Many Christians, not just traditionalists but liberals too, have testified to the power of the Gospel to transform individuals' and families' lives. It's a wonderful thing when such a transformation happens.
But traditionalists often claim that the fact of such transformations establishes the truth of their various add-on doctrines — the Incarnation, the Atonement, and so on.
There are at least two things wrong with their thesis.
First: All sorts of different religious beliefs and practices have positively transformed lives. We don't understand how it happens. We can say that such transformations are by no means unique to the Christian Gospel, let alone the traditionalist version of it.
Second: The Gospel transforms the lives of only some of those who hear it. We don’t understand why that is, either. It’s reminiscent of how doctors used to treat common peptic ulcers with diet changes. Sometimes that worked, but no one knew why. Now we do know that common peptic ulcers are caused by bacteria, and sometimes diet changes can alter the stomach environment enough to inhibit bacterial growth. (Of course, we also know now that it's usually more effective to just administer an inexpensive antibiotic.)
These two things make it hard to accept the traditionalists' claim: that the Gospel's transformation of some lives is evidence of the truth of their particular spin on it.
First, as to the phrase "their various add-on doctrines"
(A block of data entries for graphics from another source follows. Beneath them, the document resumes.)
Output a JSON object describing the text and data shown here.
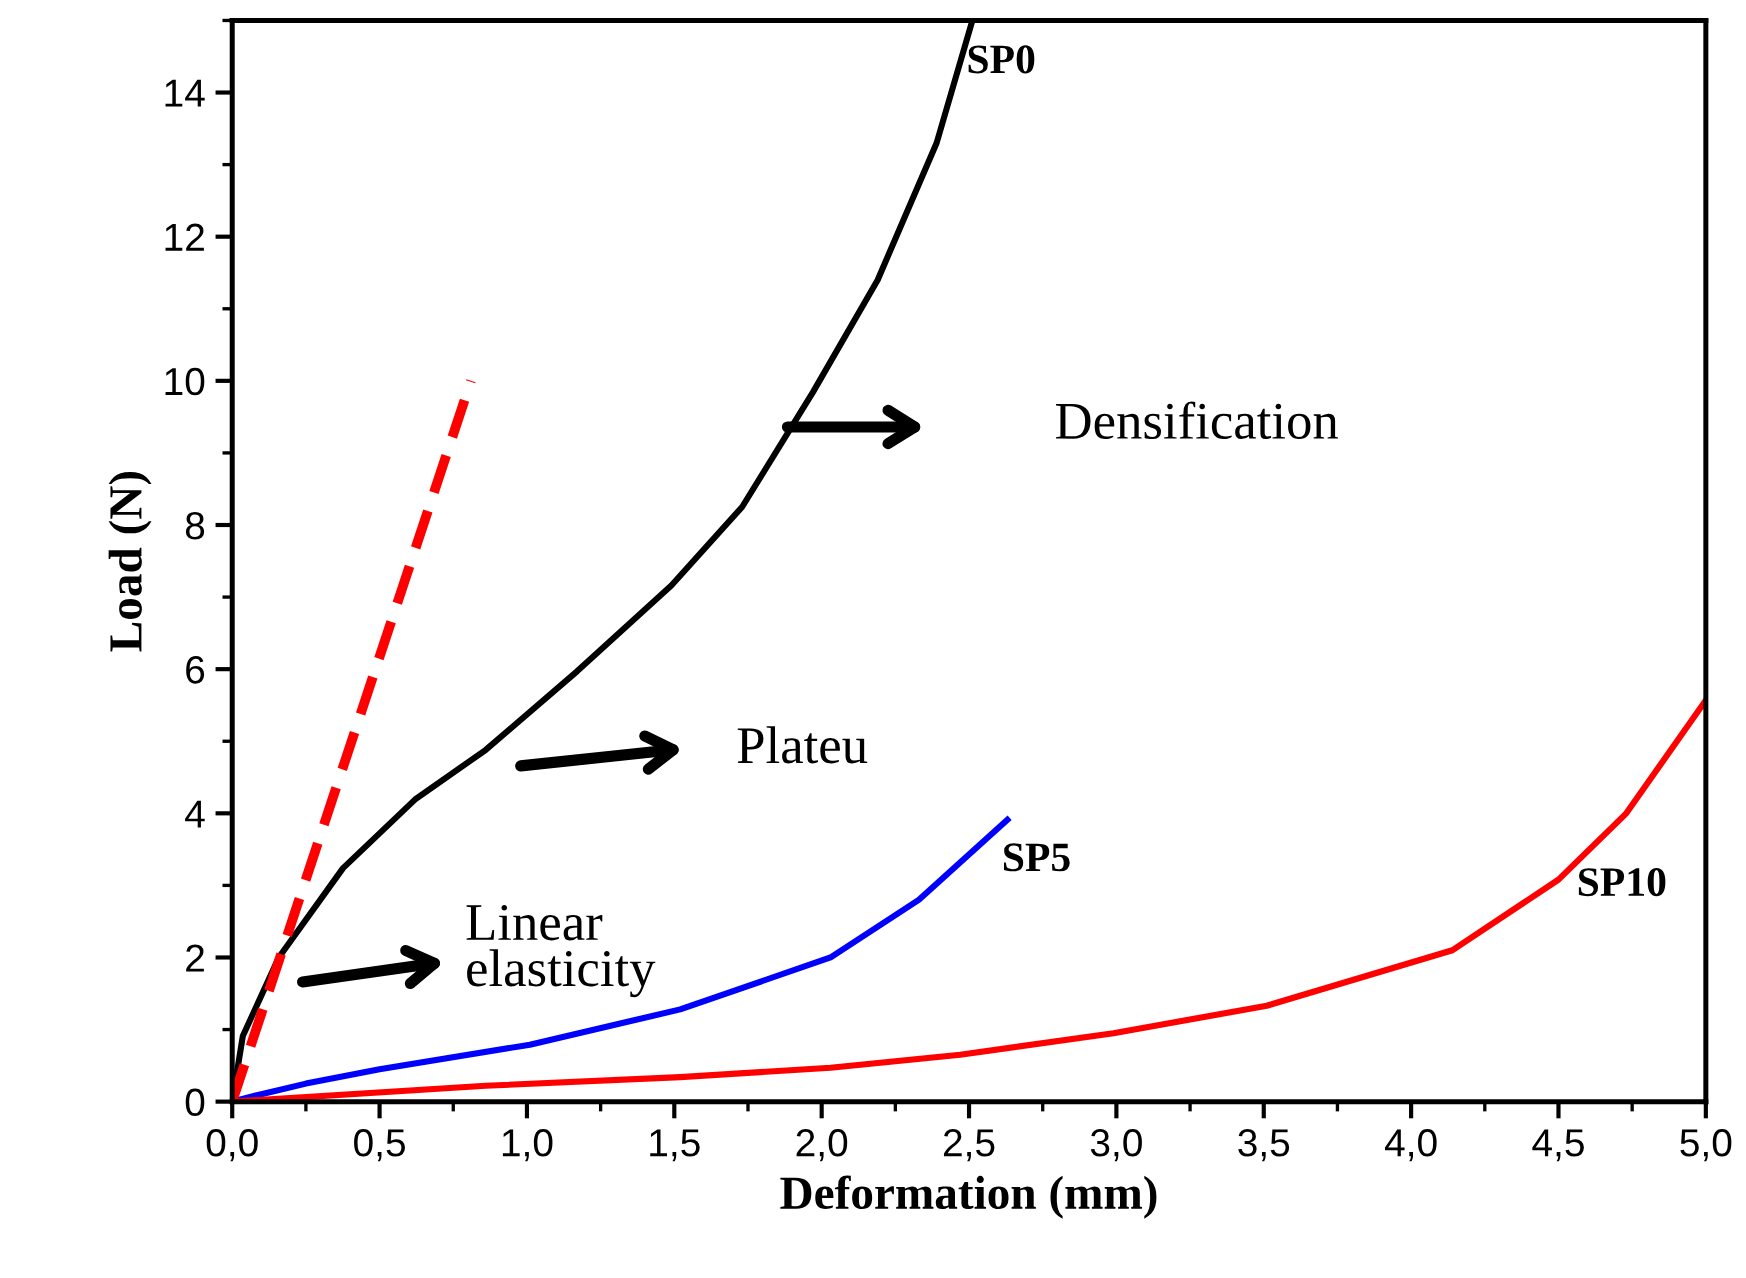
{
  "chart_data": {
    "type": "line",
    "xlabel": "Deformation (mm)",
    "ylabel": "Load (N)",
    "xlim": [
      0,
      5.0
    ],
    "ylim": [
      0,
      15
    ],
    "xticks": [
      {
        "value": 0,
        "label": "0,0"
      },
      {
        "value": 0.5,
        "label": "0,5"
      },
      {
        "value": 1.0,
        "label": "1,0"
      },
      {
        "value": 1.5,
        "label": "1,5"
      },
      {
        "value": 2.0,
        "label": "2,0"
      },
      {
        "value": 2.5,
        "label": "2,5"
      },
      {
        "value": 3.0,
        "label": "3,0"
      },
      {
        "value": 3.5,
        "label": "3,5"
      },
      {
        "value": 4.0,
        "label": "4,0"
      },
      {
        "value": 4.5,
        "label": "4,5"
      },
      {
        "value": 5.0,
        "label": "5,0"
      }
    ],
    "yticks": [
      0,
      2,
      4,
      6,
      8,
      10,
      12,
      14
    ],
    "grid": false,
    "legend": false,
    "marker": "none",
    "series": [
      {
        "name": "SP0",
        "color": "#000000",
        "x": [
          0,
          0.036,
          0.158,
          0.376,
          0.62,
          0.86,
          1.17,
          1.49,
          1.73,
          1.97,
          2.19,
          2.39,
          2.51
        ],
        "values": [
          0,
          0.91,
          2.0,
          3.24,
          4.19,
          4.88,
          5.97,
          7.16,
          8.25,
          9.84,
          11.4,
          13.3,
          14.98
        ]
      },
      {
        "name": "SP5",
        "color": "#0000ff",
        "x": [
          0,
          0.095,
          0.25,
          0.5,
          1.01,
          1.52,
          2.03,
          2.33,
          2.63
        ],
        "values": [
          0,
          0.1,
          0.25,
          0.45,
          0.79,
          1.28,
          2.0,
          2.8,
          3.91
        ]
      },
      {
        "name": "SP10",
        "color": "#ff0000",
        "x": [
          0,
          0.86,
          1.52,
          2.03,
          2.47,
          2.99,
          3.51,
          4.14,
          4.5,
          4.73,
          5.0
        ],
        "values": [
          0,
          0.22,
          0.34,
          0.47,
          0.65,
          0.95,
          1.33,
          2.1,
          3.08,
          4.0,
          5.57
        ]
      },
      {
        "color": "#ff0000",
        "line_style": "dashed",
        "x": [
          0,
          0.81
        ],
        "values": [
          0,
          10.0
        ]
      }
    ],
    "annotations": [
      "Densification",
      "Plateu",
      "Linear\nelasticity"
    ]
  }
}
Well, this is such well-traveled ground, charging that the Trinity, Incarnation, Atonement are 'add ons.' The short answer is that the three doctrines above, certainly the first two, are ways in which Christianity has show the life of Jesus, and his mission, to be anchored in the being of God. Trinitarian language, and the language of the incarnation, show what is going on in the Scriptures. True, an overemphasis on the doctrines to the neglect of Scripture can supplant the original story, but when deployed properly, these doctrines illuminate what is going on in the gospels.
Now, second, I agree that the rhetoric of transformation is overused . . .in lots of disciplines, and lots of human activities. So I applaud your efforts to think through this. Part of the Christiana gospel tho' is that we can relate in a new way to God, with a new confidence and intimacy with God through Jesus, even if old patterns and habits die hard, or don't die. Part of the gospel's hope and promise, as I read the NT, is that there is hope for things which, sadly, do not get transformed in this life. But thanks for working in this particular field of inquiry, DC.